-
-
Notifications
You must be signed in to change notification settings - Fork 748
Description
This issue is meant for higher-level discussion around dropping Tornado and our async infrastructure #6047.
I count 42 instances of loop.add_callback or loop.call_later in distributed. That's equivalent to saying we have 42 goto statements in distributed.
Unfamiliar with this comparison? Please read https://vorpus.org/blog/notes-on-structured-concurrency-or-go-statement-considered-harmful. (This whole issue is really just saying "please read this". If you've read it, read it again. It took me a few reads for the ideas to really sink in.)
The basic idea is that when you use add_callback, or asyncio.create_task (or go in golang, etc.), you're starting something to run concurrently, but not dealing with the endgame:
- what if the callback raises an error?
- what if an error occurs somewhere else and you now need to cancel the callback?
- how do you even know when the callback is done?
This can be fine. But because you can just fire off callbacks willy-nilly and not deal with their consequences or lifetimes, it's very hard to reason about and maintain code that does this. (For the same reason code that uses goto statements can work, but is hard to reason about and maintain.) When things go as expected, they probably work, but when anything unexpected happens, it's very easy to go off the rails. Of course, a distributed system is just the kind of system where unexpected things are nearly guaranteed to happen, and it's unacceptable to not handle them correctly when they do.
Here are some recent issues that I think, at their core, stem from using unstructured concurrency. That is, using structured concurrency, we'd either not (be likely/able to) design something that could get into this sort of broken state, or an unhandled error would propagate up and shut down the whole worker, instead of ignoring the error and hobbling along doing the wrong thing as though everything's fine:
BaseExceptionin task leads to task never completing #5958 (exception not propagated inexecute)- Deadlock stealing a
resumedtask #6159 (can't cancelgather_depcoroutine) - Missing input data for a task should fail worker, not the task #6142 (can't propagate exception from
execute) - Properly support restarting
BatchedSend#5481 (coroutine assumed running when it's failed; exception not propagated) - KeyError in gather_dep #6194 (exception not propagated)
- Deadlock - task not running #5366 (exception not propagated?)
- [Retrospective] Use of ContextVars for passing stimulus_id's within the Scheduler #6107 (contextvars mishandled in async framework)

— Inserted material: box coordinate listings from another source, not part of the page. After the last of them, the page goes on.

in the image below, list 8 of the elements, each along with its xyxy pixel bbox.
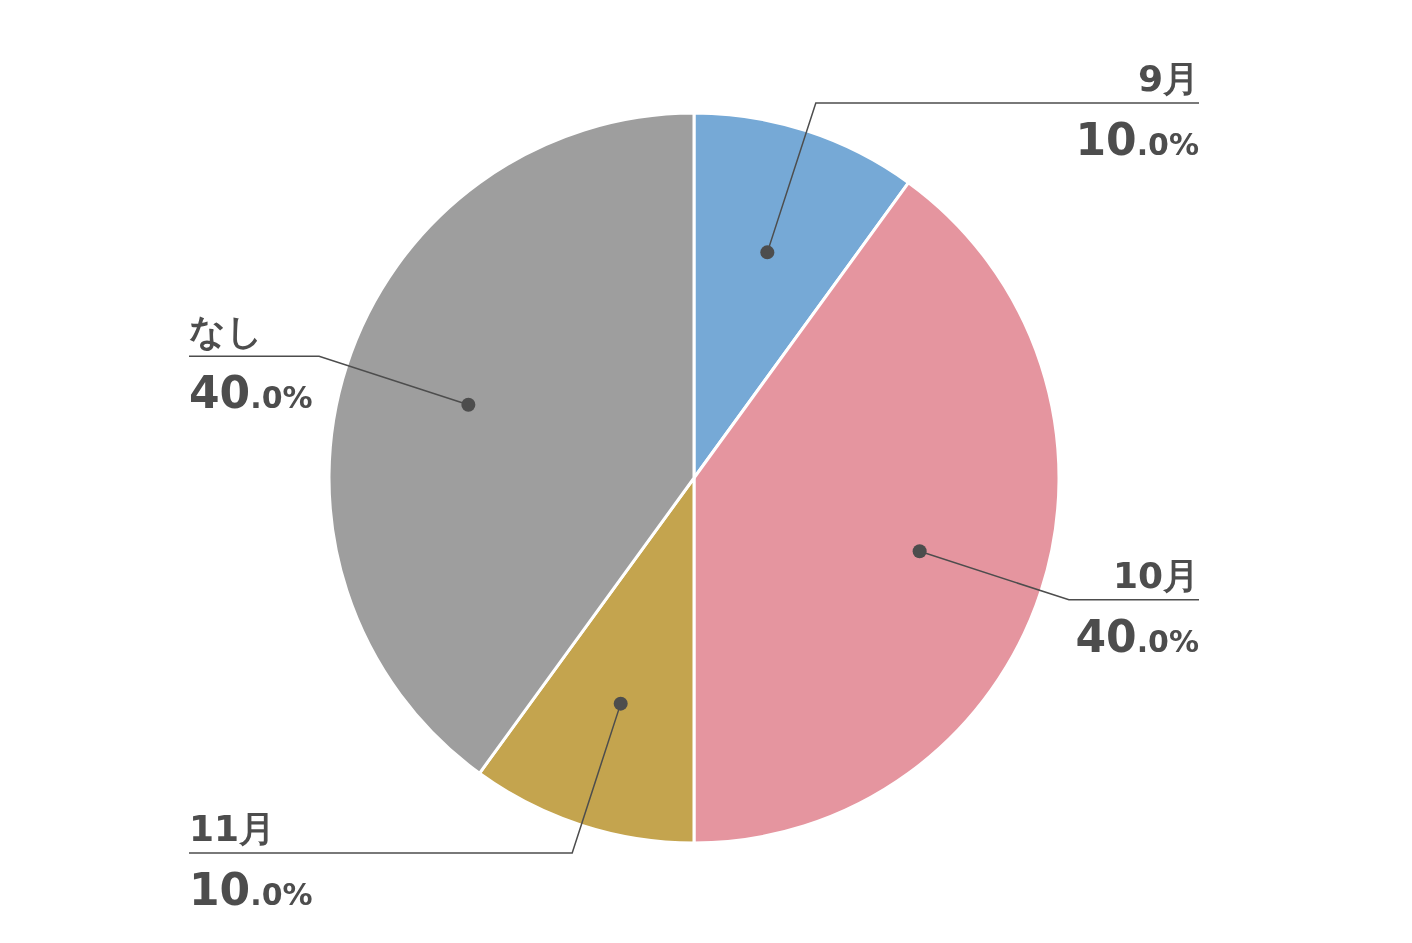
data-label: 40.0%	[189, 367, 313, 419]
data-label: 40.0%	[1075, 610, 1199, 662]
slice-label: なし	[189, 311, 263, 353]
slice-label: 9月	[1137, 58, 1199, 100]
data-label: 10.0%	[1075, 114, 1199, 166]
slice-label: 10月	[1112, 554, 1199, 596]
data-label: 10.0%	[189, 863, 313, 915]
slice-label: 11月	[189, 807, 276, 849]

- Keyboard Interrupt of the
dask-schedulerCLI results intornado.util.TimeoutError#5955 (handling shutdown mess) - Error closing a local cluster when client still running #6087 (handling shutdown mess)
- I'll also include the recent things involving
gather_dep, since I think not being able to cancel or respond to errors with in-progressgather_depcallbacks is the core reason it's so brittle (Deadlock stealing aresumedtask #6159 (comment)). And using structured concurrency, it would be awkward/non-idiomatic to implement something like our current design.

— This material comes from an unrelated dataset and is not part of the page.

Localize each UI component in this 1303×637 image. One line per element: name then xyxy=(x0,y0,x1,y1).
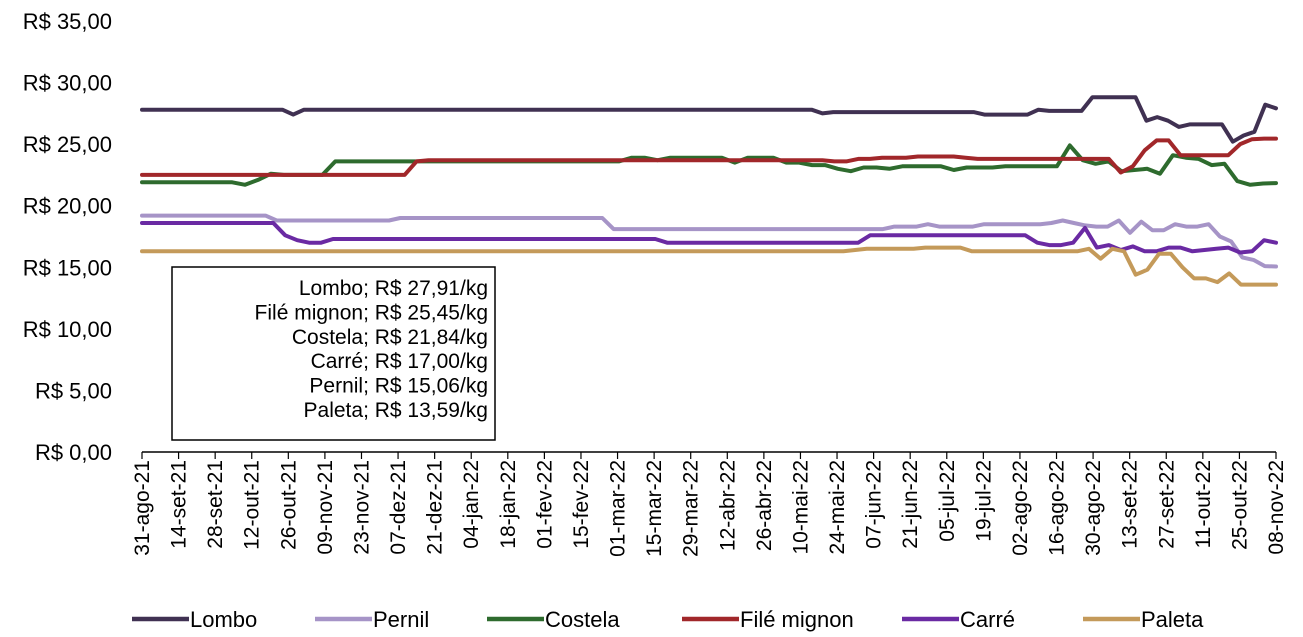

I'm not saying "we need to rewrite all of distributed to use trio right now!" I recognize this isn't going to happen immediately.
But I think we should at least take the concepts of structured concurrency to heart. TaskGroups are getting added to asyncio in py3.11, and are available now in aiotools and anyio. When using concurrency, we should always:
- Have a way for the coroutine to propagate errors upwards
- Have a way to cancel the coroutine
This is kinda possible to do just with plain asyncio... it's just that to do it easily and consistently and reliably (in the face of signal handlers, __del__ methods, exceptions in finally blocks, etc.) you'd start wishing you were using trio.
Also, switching to using trio/anyio may not be as dramatic as you'd think. Trio can be hard to adopt because it doesn't support asyncio-based libraries (though anyio can help with this). But good news—we're not using any asyncio-based libraries (besides Tornado)!
And we might not have to immediately rewrite every loop.add_callback to do structured concurrency "properly" (an async with trio.nursery() block, etc.). Trio's clever "escape hatch" means we could just store a global Nursery object on the Worker/Scheduler/Client instance, and use it a lot like we use the current event loop. Replace self.loop.add_callback -> self.nursery.start_soon and we're in a strictly better state than we were before, because now previously-unhandled exceptions (aka fatal errors) in callbacks will propagate and cleanly shut down the whole worker/scheduler/client. Dramatic, but correct, and better than deadlocking. And then we can go gradually better-structure these places once the tools are available.
But, that said... structured concurrency is so fundamentally different from the traditional horrid mess of callbacks that there's debate on anyio around whether to even write a tutorial on how to port asyncio libraries: agronholm/anyio#245 (comment). It's considered unlikely that trio's advances could be brought back to asyncio. It's probably reasonable to expect that adopting structured concurrency would, eventually, mean many of our existing systems would get re-architected. But if we can do that incrementally (which we probably can with anyio), I think we'd end up in a much more reliable and maintainable state than it would be possible to have with the current unstructured callbacks.